It’s written in the New Testament that Jesus was crucified at Golgotha, the “place of the skull.” In addition, it is believed Jesus of Nazareth died on the cross in the year 33 A.D.
Nearly two thousand years years later, the Church of the Holy Sepulchre, allegedly the crucifixion and burial site of Jesus, remains the holiest site in Christendom.
Time may have passed, but the church has not lost its religious significance.
In May 2014, I had the opportunity of a lifetime to travel to Israel and visit the ancient city of Jerusalem, which was originally built some 6,000 years ago. Truly, it’s one of the centres of the religious world.
Thousands of pilgrims and travelers alike come to see the Church of the Holy Sepulchre, the tomb of Christ and to feel the annointing stone where Jesus allegedly had his wounds dressed after death.

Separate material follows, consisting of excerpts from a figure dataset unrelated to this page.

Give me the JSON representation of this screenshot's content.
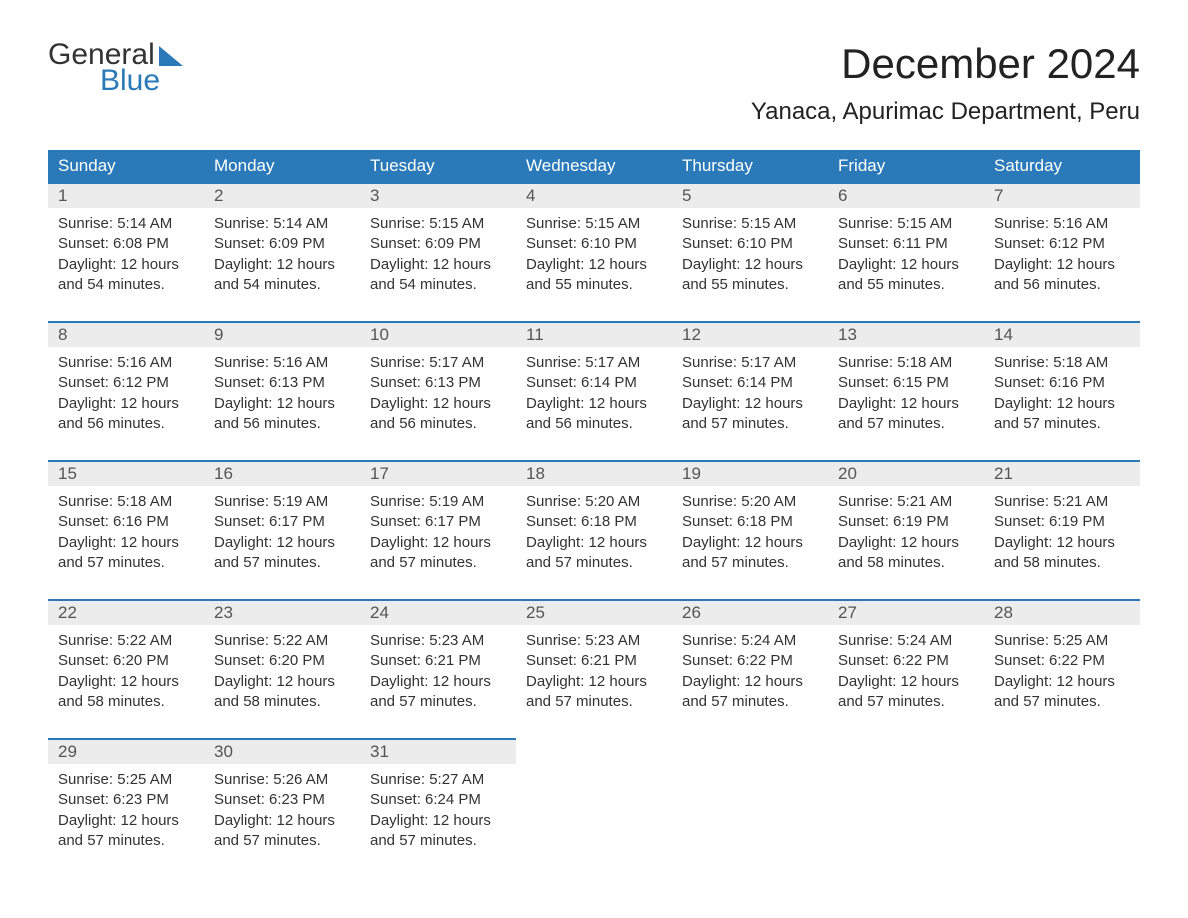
{
  "brand": {
    "word1": "General",
    "word2": "Blue"
  },
  "title": "December 2024",
  "location": "Yanaca, Apurimac Department, Peru",
  "colors": {
    "header_bg": "#2a7ab9",
    "header_text": "#ffffff",
    "daynum_bg": "#ececec",
    "daynum_text": "#555555",
    "body_text": "#333333",
    "border": "#2a7ab9",
    "page_bg": "#ffffff"
  },
  "fonts": {
    "family": "Arial",
    "title_size_pt": 32,
    "location_size_pt": 18,
    "dayheader_size_pt": 13,
    "daynum_size_pt": 13,
    "body_size_pt": 11
  },
  "day_headers": [
    "Sunday",
    "Monday",
    "Tuesday",
    "Wednesday",
    "Thursday",
    "Friday",
    "Saturday"
  ],
  "labels": {
    "sunrise": "Sunrise:",
    "sunset": "Sunset:",
    "daylight_prefix": "Daylight:"
  },
  "weeks": [
    [
      {
        "n": "1",
        "sunrise": "5:14 AM",
        "sunset": "6:08 PM",
        "daylight": "12 hours and 54 minutes."
      },
      {
        "n": "2",
        "sunrise": "5:14 AM",
        "sunset": "6:09 PM",
        "daylight": "12 hours and 54 minutes."
      },
      {
        "n": "3",
        "sunrise": "5:15 AM",
        "sunset": "6:09 PM",
        "daylight": "12 hours and 54 minutes."
      },
      {
        "n": "4",
        "sunrise": "5:15 AM",
        "sunset": "6:10 PM",
        "daylight": "12 hours and 55 minutes."
      },
      {
        "n": "5",
        "sunrise": "5:15 AM",
        "sunset": "6:10 PM",
        "daylight": "12 hours and 55 minutes."
      },
      {
        "n": "6",
        "sunrise": "5:15 AM",
        "sunset": "6:11 PM",
        "daylight": "12 hours and 55 minutes."
      },
      {
        "n": "7",
        "sunrise": "5:16 AM",
        "sunset": "6:12 PM",
        "daylight": "12 hours and 56 minutes."
      }
    ],
    [
      {
        "n": "8",
        "sunrise": "5:16 AM",
        "sunset": "6:12 PM",
        "daylight": "12 hours and 56 minutes."
      },
      {
        "n": "9",
        "sunrise": "5:16 AM",
        "sunset": "6:13 PM",
        "daylight": "12 hours and 56 minutes."
      },
      {
        "n": "10",
        "sunrise": "5:17 AM",
        "sunset": "6:13 PM",
        "daylight": "12 hours and 56 minutes."
      },
      {
        "n": "11",
        "sunrise": "5:17 AM",
        "sunset": "6:14 PM",
        "daylight": "12 hours and 56 minutes."
      },
      {
        "n": "12",
        "sunrise": "5:17 AM",
        "sunset": "6:14 PM",
        "daylight": "12 hours and 57 minutes."
      },
      {
        "n": "13",
        "sunrise": "5:18 AM",
        "sunset": "6:15 PM",
        "daylight": "12 hours and 57 minutes."
      },
      {
        "n": "14",
        "sunrise": "5:18 AM",
        "sunset": "6:16 PM",
        "daylight": "12 hours and 57 minutes."
      }
    ],
    [
      {
        "n": "15",
        "sunrise": "5:18 AM",
        "sunset": "6:16 PM",
        "daylight": "12 hours and 57 minutes."
      },
      {
        "n": "16",
        "sunrise": "5:19 AM",
        "sunset": "6:17 PM",
        "daylight": "12 hours and 57 minutes."
      },
      {
        "n": "17",
        "sunrise": "5:19 AM",
        "sunset": "6:17 PM",
        "daylight": "12 hours and 57 minutes."
      },
      {
        "n": "18",
        "sunrise": "5:20 AM",
        "sunset": "6:18 PM",
        "daylight": "12 hours and 57 minutes."
      },
      {
        "n": "19",
        "sunrise": "5:20 AM",
        "sunset": "6:18 PM",
        "daylight": "12 hours and 57 minutes."
      },
      {
        "n": "20",
        "sunrise": "5:21 AM",
        "sunset": "6:19 PM",
        "daylight": "12 hours and 58 minutes."
      },
      {
        "n": "21",
        "sunrise": "5:21 AM",
        "sunset": "6:19 PM",
        "daylight": "12 hours and 58 minutes."
      }
    ],
    [
      {
        "n": "22",
        "sunrise": "5:22 AM",
        "sunset": "6:20 PM",
        "daylight": "12 hours and 58 minutes."
      },
      {
        "n": "23",
        "sunrise": "5:22 AM",
        "sunset": "6:20 PM",
        "daylight": "12 hours and 58 minutes."
      },
      {
        "n": "24",
        "sunrise": "5:23 AM",
        "sunset": "6:21 PM",
        "daylight": "12 hours and 57 minutes."
      },
      {
        "n": "25",
        "sunrise": "5:23 AM",
        "sunset": "6:21 PM",
        "daylight": "12 hours and 57 minutes."
      },
      {
        "n": "26",
        "sunrise": "5:24 AM",
        "sunset": "6:22 PM",
        "daylight": "12 hours and 57 minutes."
      },
      {
        "n": "27",
        "sunrise": "5:24 AM",
        "sunset": "6:22 PM",
        "daylight": "12 hours and 57 minutes."
      },
      {
        "n": "28",
        "sunrise": "5:25 AM",
        "sunset": "6:22 PM",
        "daylight": "12 hours and 57 minutes."
      }
    ],
    [
      {
        "n": "29",
        "sunrise": "5:25 AM",
        "sunset": "6:23 PM",
        "daylight": "12 hours and 57 minutes."
      },
      {
        "n": "30",
        "sunrise": "5:26 AM",
        "sunset": "6:23 PM",
        "daylight": "12 hours and 57 minutes."
      },
      {
        "n": "31",
        "sunrise": "5:27 AM",
        "sunset": "6:24 PM",
        "daylight": "12 hours and 57 minutes."
      },
      null,
      null,
      null,
      null
    ]
  ]
}
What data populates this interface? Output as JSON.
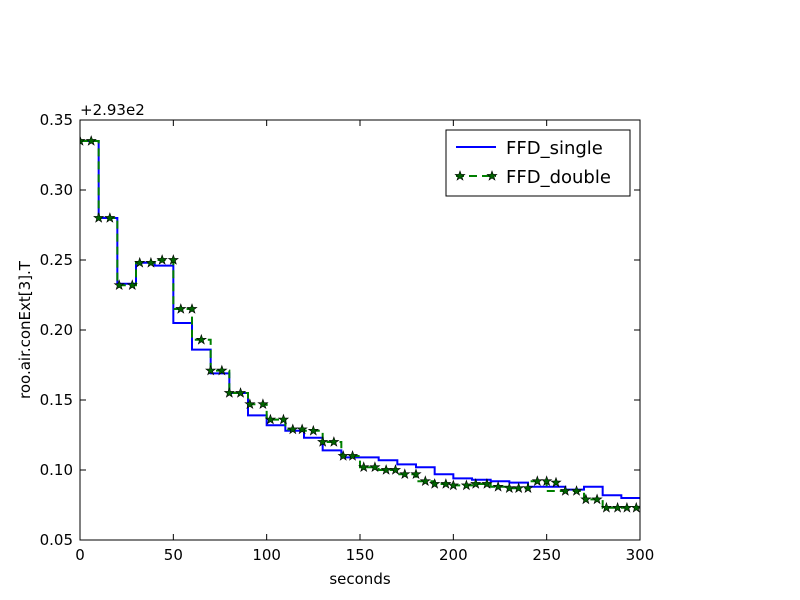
{
  "chart_data": {
    "type": "line",
    "title": "",
    "xlabel": "seconds",
    "ylabel": "roo.air.conExt[3].T",
    "offset_label": "+2.93e2",
    "xlim": [
      0,
      300
    ],
    "ylim": [
      0.05,
      0.35
    ],
    "x_ticks": [
      "0",
      "50",
      "100",
      "150",
      "200",
      "250",
      "300"
    ],
    "y_ticks": [
      "0.05",
      "0.10",
      "0.15",
      "0.20",
      "0.25",
      "0.30",
      "0.35"
    ],
    "grid": false,
    "legend_position": "top-right",
    "series": [
      {
        "name": "FFD_single",
        "color": "#0000ff",
        "style": "solid-step",
        "x": [
          0,
          10,
          20,
          30,
          40,
          50,
          60,
          70,
          80,
          90,
          100,
          110,
          120,
          130,
          140,
          150,
          160,
          170,
          180,
          190,
          200,
          210,
          220,
          230,
          240,
          250,
          260,
          270,
          280,
          290,
          300
        ],
        "y": [
          0.335,
          0.28,
          0.233,
          0.248,
          0.246,
          0.205,
          0.186,
          0.169,
          0.155,
          0.139,
          0.132,
          0.128,
          0.123,
          0.114,
          0.109,
          0.109,
          0.107,
          0.104,
          0.102,
          0.097,
          0.094,
          0.093,
          0.092,
          0.091,
          0.088,
          0.088,
          0.086,
          0.088,
          0.082,
          0.08,
          0.08
        ]
      },
      {
        "name": "FFD_double",
        "color": "#007f00",
        "marker_color": "#006400",
        "style": "dashed-step-star",
        "x": [
          0,
          10,
          20,
          30,
          40,
          50,
          60,
          70,
          80,
          90,
          100,
          110,
          120,
          130,
          140,
          150,
          160,
          170,
          180,
          190,
          200,
          210,
          220,
          230,
          240,
          250,
          260,
          270,
          280,
          290,
          300
        ],
        "y": [
          0.335,
          0.28,
          0.232,
          0.248,
          0.25,
          0.215,
          0.193,
          0.171,
          0.155,
          0.147,
          0.136,
          0.129,
          0.128,
          0.12,
          0.11,
          0.102,
          0.1,
          0.097,
          0.092,
          0.09,
          0.089,
          0.09,
          0.088,
          0.087,
          0.092,
          0.085,
          0.085,
          0.079,
          0.073,
          0.073,
          0.073
        ],
        "markers": [
          [
            0,
            0.335
          ],
          [
            6,
            0.335
          ],
          [
            10,
            0.28
          ],
          [
            16,
            0.28
          ],
          [
            21,
            0.232
          ],
          [
            28,
            0.232
          ],
          [
            32,
            0.248
          ],
          [
            38,
            0.248
          ],
          [
            44,
            0.25
          ],
          [
            50,
            0.25
          ],
          [
            54,
            0.215
          ],
          [
            60,
            0.215
          ],
          [
            65,
            0.193
          ],
          [
            70,
            0.171
          ],
          [
            76,
            0.171
          ],
          [
            80,
            0.155
          ],
          [
            86,
            0.155
          ],
          [
            91,
            0.147
          ],
          [
            98,
            0.147
          ],
          [
            102,
            0.136
          ],
          [
            109,
            0.136
          ],
          [
            114,
            0.129
          ],
          [
            119,
            0.129
          ],
          [
            125,
            0.128
          ],
          [
            130,
            0.12
          ],
          [
            136,
            0.12
          ],
          [
            141,
            0.11
          ],
          [
            146,
            0.11
          ],
          [
            152,
            0.102
          ],
          [
            158,
            0.102
          ],
          [
            164,
            0.1
          ],
          [
            169,
            0.1
          ],
          [
            174,
            0.097
          ],
          [
            180,
            0.097
          ],
          [
            185,
            0.092
          ],
          [
            190,
            0.09
          ],
          [
            196,
            0.09
          ],
          [
            200,
            0.089
          ],
          [
            207,
            0.089
          ],
          [
            212,
            0.09
          ],
          [
            218,
            0.09
          ],
          [
            224,
            0.088
          ],
          [
            230,
            0.087
          ],
          [
            235,
            0.087
          ],
          [
            240,
            0.087
          ],
          [
            245,
            0.092
          ],
          [
            250,
            0.092
          ],
          [
            255,
            0.091
          ],
          [
            260,
            0.085
          ],
          [
            266,
            0.085
          ],
          [
            271,
            0.079
          ],
          [
            277,
            0.079
          ],
          [
            282,
            0.073
          ],
          [
            288,
            0.073
          ],
          [
            293,
            0.073
          ],
          [
            298,
            0.073
          ]
        ]
      }
    ]
  }
}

Few, however, know the ancient history of the church itself.
After the death of Christ, a temple to Aphrodite was built over the site. A common Roman tactic, it was designed to stop people from praying or devoting themselves to the new religious order started by Christ.

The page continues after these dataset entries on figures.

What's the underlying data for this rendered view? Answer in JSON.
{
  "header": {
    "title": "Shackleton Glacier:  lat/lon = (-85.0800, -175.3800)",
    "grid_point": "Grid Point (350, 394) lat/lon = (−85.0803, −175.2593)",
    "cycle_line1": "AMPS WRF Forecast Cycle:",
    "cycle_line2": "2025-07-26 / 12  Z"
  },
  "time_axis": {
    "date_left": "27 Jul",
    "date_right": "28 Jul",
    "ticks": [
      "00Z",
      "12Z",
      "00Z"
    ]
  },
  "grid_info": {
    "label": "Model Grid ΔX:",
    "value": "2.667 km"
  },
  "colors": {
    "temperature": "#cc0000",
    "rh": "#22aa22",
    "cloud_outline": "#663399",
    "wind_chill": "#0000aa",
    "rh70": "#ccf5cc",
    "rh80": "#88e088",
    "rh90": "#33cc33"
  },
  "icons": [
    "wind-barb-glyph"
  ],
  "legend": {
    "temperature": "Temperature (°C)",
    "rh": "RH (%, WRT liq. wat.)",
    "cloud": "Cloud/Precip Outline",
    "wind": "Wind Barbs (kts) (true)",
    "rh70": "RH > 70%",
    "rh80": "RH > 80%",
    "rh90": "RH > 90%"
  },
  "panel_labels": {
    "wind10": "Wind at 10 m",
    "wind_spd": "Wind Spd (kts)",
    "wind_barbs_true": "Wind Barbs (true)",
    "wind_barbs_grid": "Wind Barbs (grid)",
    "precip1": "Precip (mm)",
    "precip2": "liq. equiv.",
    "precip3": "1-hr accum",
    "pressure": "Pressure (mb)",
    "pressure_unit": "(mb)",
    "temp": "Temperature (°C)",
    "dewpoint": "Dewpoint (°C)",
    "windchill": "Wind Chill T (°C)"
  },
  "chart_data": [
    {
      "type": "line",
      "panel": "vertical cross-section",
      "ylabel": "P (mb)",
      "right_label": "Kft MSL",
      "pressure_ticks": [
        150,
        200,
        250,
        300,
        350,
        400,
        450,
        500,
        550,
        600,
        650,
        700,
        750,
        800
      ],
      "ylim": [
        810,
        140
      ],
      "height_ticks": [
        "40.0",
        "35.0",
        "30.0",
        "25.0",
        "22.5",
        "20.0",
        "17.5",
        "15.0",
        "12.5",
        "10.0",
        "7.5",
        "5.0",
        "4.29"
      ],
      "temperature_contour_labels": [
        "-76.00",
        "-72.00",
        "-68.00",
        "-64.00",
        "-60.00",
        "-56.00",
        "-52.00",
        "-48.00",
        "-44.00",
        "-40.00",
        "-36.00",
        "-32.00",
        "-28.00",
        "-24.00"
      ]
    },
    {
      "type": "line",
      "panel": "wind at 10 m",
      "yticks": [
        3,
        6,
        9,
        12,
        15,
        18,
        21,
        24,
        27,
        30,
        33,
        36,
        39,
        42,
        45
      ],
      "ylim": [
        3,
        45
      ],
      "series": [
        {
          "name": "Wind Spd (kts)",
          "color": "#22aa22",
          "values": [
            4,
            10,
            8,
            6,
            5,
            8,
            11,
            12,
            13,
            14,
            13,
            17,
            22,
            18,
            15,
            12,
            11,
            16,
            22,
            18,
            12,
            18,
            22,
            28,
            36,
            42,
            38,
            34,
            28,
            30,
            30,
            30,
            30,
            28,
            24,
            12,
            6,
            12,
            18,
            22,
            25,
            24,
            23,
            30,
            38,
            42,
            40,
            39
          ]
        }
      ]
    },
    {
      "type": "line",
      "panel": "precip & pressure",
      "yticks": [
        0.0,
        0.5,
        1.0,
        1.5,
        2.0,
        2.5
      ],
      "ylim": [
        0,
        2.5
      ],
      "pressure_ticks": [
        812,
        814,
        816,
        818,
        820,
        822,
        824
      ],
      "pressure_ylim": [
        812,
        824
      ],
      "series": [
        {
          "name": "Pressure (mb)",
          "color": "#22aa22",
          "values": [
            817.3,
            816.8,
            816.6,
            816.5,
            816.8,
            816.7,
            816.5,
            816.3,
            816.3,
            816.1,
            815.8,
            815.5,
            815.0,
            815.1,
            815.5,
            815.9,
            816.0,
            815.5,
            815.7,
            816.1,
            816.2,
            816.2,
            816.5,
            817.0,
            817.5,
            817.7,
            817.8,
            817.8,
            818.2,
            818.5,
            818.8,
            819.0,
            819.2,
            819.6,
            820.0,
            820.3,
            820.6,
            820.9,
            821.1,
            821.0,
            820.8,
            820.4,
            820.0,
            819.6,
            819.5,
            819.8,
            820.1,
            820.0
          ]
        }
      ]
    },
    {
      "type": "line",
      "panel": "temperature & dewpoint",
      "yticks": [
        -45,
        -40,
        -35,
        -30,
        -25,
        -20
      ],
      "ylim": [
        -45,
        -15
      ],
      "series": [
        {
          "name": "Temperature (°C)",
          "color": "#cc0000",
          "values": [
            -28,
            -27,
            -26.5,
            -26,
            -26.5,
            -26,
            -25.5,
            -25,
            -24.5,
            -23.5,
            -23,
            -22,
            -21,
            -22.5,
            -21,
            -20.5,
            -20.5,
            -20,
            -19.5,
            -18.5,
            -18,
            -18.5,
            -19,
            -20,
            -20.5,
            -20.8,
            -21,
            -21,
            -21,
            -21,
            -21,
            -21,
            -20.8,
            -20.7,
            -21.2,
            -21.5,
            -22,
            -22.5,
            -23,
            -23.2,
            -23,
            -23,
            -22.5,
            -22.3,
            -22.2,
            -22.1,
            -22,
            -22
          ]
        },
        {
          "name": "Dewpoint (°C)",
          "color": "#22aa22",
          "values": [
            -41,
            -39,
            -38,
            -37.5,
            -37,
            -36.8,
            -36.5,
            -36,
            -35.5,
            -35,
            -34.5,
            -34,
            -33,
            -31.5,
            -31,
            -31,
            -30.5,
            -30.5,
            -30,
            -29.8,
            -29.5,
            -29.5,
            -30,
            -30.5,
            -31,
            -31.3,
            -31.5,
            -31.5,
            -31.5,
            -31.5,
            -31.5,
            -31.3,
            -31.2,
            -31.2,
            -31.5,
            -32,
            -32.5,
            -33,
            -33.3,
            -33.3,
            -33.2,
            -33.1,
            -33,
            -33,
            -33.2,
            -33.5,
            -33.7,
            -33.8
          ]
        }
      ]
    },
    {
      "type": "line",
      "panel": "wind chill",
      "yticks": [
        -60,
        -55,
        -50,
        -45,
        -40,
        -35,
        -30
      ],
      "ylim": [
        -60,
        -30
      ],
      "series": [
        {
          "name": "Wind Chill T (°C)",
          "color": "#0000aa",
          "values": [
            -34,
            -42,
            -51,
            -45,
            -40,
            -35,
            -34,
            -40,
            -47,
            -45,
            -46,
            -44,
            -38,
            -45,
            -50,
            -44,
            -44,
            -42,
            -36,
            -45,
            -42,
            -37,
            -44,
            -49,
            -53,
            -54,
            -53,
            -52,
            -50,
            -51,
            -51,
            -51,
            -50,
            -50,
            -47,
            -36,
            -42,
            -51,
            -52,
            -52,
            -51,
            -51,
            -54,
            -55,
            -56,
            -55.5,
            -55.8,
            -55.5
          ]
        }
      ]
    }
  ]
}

During the rule of Constantine the Great (272 to 337 A.D.), the tomb to Aphrodite or Venus was demolished to make way for a church. The first Christian emperor is said to have discovered an important tomb, that of Jesus.
In the year 326, Helena, mother to Constantine, traveled to Jerusalem where legend says she found a piece of the True Cross at the site of the former temple. Years later, the first church was built on this special site.
In a passage from Martin Biddle’s The Church of the Holy Sepulchre, it is written that a traveler from Bourdeaux, France visited Jerusalem in the year 333 A.D.
At that time, he is said to have witnessed the construction of the first Holy Sepulchre, built in the name of Christ. Seven years prior, Markarios, bishop of Jerusalem, found Jesus’ alleged tomb under Constantine’s watch.
Today, thanks to Church father Eusebius, we know the tomb was found under the previous temple to Aphrodite. Prior to this, he knew Emperor Hadrian was the one who had the Aphrodite temple build in the first place.
It is said that Constantine had the rockface surrounding the tomb removed, creating a rotunda where the tomb lies. In 614 A.D., the Holy Sepulchre was destroyed by Khosrau II of the Sassanid Empire.
In 631 A.D., Emperor Heraclius negotiated the return of the True Cross, which was taken in the earlier campaign against the church. Today, the True Cross is a mythic symbol of Christendom, lost for centuries.
The caliph Al-Hakim ordered the destruction of the church in 1009. Some 90 years later, the hurt this caused Western Europe’s Christian population forced the beginning of Pope Urban II’s First Crusade, a bloody massacre.
Byzantine Emperor Constantine IX Monomachus (1042-1055) funded the rebuilding of the church.
The reconstructed church drew visitors from all over the western world in the early half of the 11th century. By the late 11th century, rumours started that Christians were being mistreated by the ruling Seljuk Turks.
The victorious crusaders entered the Church of the Holy Sepulchre on July 15, 1099 after breaching the walls and taking the city by brutal force.
Godfrey of Bouillon named himself the defender of the Holy Sepulchre. Throughout the centuries, the Church of the Holy Sepulchre has been taken by victors, but it’s never lost its holy meaning to people then and now.
The church is home to the Greek Orthodox Patriarch of Jerusalem. As well, branches of Eastern Orthodox, Oriental Orthodox and Roman Catholicism call the Church of the Holy Sepulchre home.
To this day, standing before the rotunda, the alleged burial site of Jesus Christ is a moment I’ll never forget. One can even touch the stone, which was said to have held the cross itself.